Minister of Mines and Steel Development
- In office 21 August 2019 – 29 May 2023
- President: Muhammadu Buhari
- Preceded by: Abubakar Bwari
- Succeeded by: Shuaibu Audu as Minister of Mines and Steel Development Dele Alake as Minister of Solid Minerals

Personal details
- Education: University of Lagos
- Profession: Architect, entrepreneur

= Olamilekan Adegbite =

Nigerian politician

Olamilekan Adegbite is an architect who served as the Nigerian minister of Mines and Steel Development from 2019 until 2023. Adegbite was formerly the Commissioner for Works and Infrastructure in Ogun State under the Ibikunle Amosun administration.

== Professional background ==
Olamilekan Adegbite is an architect by profession. Before joining the federal cabinet, he served as Commissioner for Works and Infrastructure in Ogun State during the administration of Governor Ibikunle Amosun. During his tenure as a commissioner, he was involved in discussions and policies concerning road construction and infrastructure development in the state. He was later nominated by President Muhammadu Buhari as a ministerial candidate in 2019.
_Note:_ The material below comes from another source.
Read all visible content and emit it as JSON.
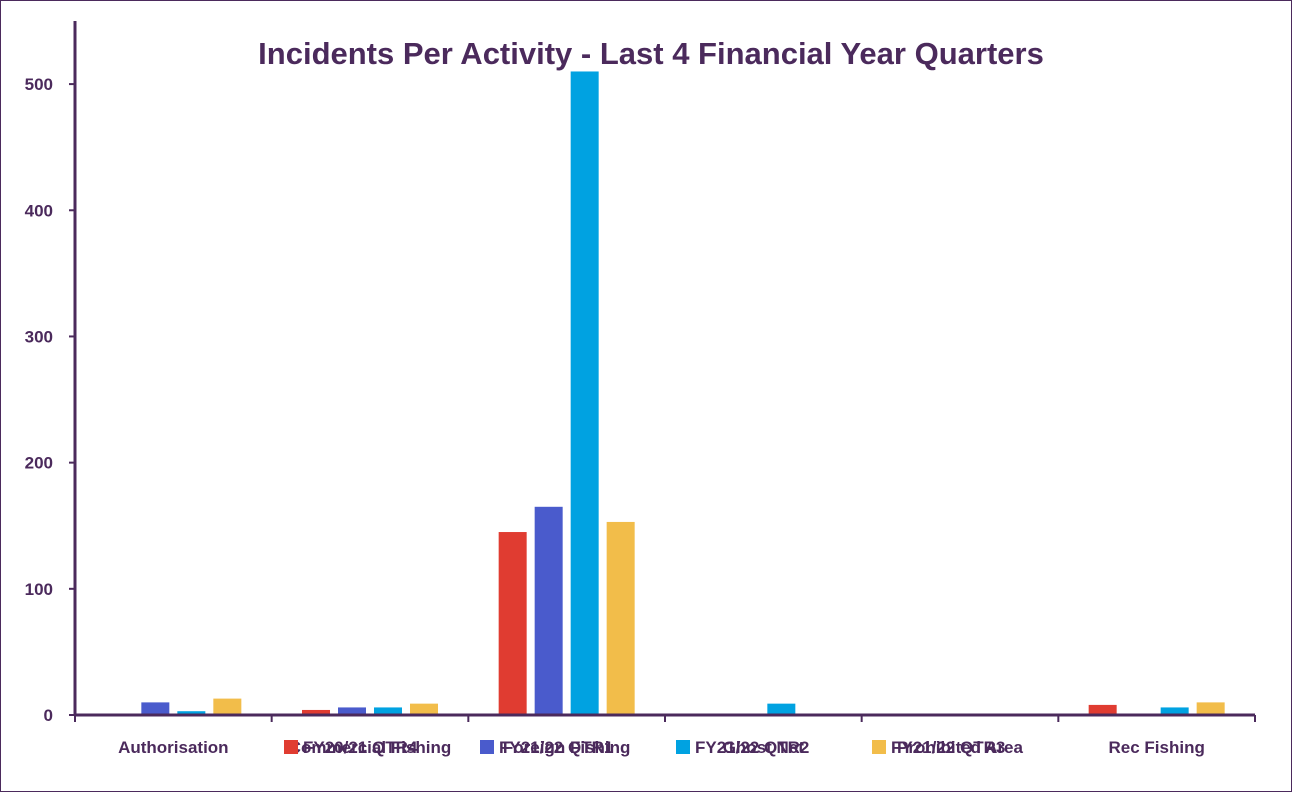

== Commissioner for Works and Infrastructure in Ogun State ==
Adegbite served as Ogun State Commissioner for Works and Infrastructure under Governor Ibikunle Amosun. During his tenure, he spoke publicly on the state government's infrastructure programme, including road construction and the development of the state capital, Abeokuta. He also took part in discussions on the planning and implementation of the administration's infrastructure policies.